Polizei in München:Flucht aus Stadelheim - Mutmaßlicher Mörder entkommt im Lieferwagen

Der Mann brach aus dem Gefängnis aus, indem er sich in einem Fahrzeug versteckte. Anschließend wurde er von der Polizei wieder festgenommen.

Von Julian Hans

Immerhin etwa zwei Stunden konnte ein flüchtiger Häftling aus der Justizvollzugsanstalt Stadelheim am Dienstag in Freiheit verbringen, dann hat die Polizei den mutmaßlichen Mörder in der Schleißheimerstraße festgenommen. Ein Lkw-Fahrer hatte kurz nach neun Uhr die 110 gewählt, nachdem er einen blinden Passagier bemerkt hatte. Er hatte zuvor in Stadelheim Waren angeliefert; als der Lkw das Gefängnis verließ, war es dem 24-jährigen Untersuchungsgefangenen offenbar gelungen, sich im Fahrzeug zu verstecken.
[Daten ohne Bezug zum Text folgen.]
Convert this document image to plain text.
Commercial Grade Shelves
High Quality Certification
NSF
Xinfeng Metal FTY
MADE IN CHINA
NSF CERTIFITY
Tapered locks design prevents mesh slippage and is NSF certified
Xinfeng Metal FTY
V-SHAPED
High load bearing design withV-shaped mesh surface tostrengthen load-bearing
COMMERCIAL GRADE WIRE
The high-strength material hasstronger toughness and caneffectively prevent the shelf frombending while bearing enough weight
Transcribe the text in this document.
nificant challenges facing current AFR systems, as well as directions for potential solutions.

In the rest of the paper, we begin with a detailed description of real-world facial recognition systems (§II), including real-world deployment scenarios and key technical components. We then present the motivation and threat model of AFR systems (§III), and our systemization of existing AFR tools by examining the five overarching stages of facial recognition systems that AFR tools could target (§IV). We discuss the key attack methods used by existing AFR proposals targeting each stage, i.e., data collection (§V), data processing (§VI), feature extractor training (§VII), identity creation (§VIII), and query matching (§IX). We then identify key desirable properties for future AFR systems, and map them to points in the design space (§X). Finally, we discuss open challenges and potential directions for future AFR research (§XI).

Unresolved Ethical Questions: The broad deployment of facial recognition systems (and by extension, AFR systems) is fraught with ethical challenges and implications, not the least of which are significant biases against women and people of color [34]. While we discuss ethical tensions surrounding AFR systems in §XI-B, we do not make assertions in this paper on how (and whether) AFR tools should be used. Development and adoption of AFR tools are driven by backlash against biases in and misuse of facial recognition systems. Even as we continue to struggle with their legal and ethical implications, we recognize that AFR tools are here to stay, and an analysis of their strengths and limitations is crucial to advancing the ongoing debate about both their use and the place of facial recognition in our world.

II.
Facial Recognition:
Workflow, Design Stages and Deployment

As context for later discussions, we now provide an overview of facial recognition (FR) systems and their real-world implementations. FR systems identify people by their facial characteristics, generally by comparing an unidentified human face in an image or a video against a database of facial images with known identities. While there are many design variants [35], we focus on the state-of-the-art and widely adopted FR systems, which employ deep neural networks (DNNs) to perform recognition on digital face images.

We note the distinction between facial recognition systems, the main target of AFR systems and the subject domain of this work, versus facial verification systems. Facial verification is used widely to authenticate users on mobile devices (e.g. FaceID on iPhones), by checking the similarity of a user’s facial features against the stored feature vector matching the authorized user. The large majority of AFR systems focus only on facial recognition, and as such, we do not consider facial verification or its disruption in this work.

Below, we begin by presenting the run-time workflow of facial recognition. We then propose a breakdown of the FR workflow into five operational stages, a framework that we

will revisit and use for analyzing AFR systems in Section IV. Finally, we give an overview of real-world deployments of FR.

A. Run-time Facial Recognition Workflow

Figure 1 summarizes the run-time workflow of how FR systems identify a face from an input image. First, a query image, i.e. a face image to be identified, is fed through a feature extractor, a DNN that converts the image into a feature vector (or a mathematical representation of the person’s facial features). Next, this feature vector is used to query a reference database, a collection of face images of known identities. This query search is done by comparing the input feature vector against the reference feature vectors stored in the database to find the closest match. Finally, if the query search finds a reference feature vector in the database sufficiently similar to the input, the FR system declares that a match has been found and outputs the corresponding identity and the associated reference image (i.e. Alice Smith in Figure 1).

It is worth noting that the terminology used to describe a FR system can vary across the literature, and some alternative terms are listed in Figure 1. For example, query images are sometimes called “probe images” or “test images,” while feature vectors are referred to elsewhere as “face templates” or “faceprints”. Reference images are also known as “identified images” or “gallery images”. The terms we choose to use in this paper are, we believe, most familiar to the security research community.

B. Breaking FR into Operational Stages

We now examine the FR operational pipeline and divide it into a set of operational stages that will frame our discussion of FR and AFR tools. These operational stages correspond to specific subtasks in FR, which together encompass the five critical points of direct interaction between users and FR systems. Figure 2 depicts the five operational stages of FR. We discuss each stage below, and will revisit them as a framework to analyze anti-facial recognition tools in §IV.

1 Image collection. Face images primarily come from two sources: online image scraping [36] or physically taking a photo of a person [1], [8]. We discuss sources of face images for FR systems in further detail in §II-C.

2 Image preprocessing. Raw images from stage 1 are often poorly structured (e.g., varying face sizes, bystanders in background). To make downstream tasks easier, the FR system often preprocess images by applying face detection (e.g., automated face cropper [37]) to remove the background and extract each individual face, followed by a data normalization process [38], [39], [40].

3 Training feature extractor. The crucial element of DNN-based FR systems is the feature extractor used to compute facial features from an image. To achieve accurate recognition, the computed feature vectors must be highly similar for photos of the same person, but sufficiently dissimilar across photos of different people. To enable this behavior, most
Der flüchtige Mann habe seit Juni 2020 in Stadelheim in Untersuchungshaft gesessen, erklärte Andrea Leonhardt, Sprecherin des Justizministeriums. "Die Umstände, die zu der Entweichung geführt haben, werden derzeit mit Hochdruck aufgearbeitet." Nur sehr selten gelingt es Gefangenen, aus bayerischen Gefängnissen zu entkommen. Im Jahr 2018 gab es keinen einzigen Ausbruch, im Jahr 2019 sind zwei Ausbruchsversuche gelungen, im Jahr 2020 keiner. Zuletzt hatte im Oktober 2017 ein Gefangener versucht, aus der JVA Stadelheim zu entkommen.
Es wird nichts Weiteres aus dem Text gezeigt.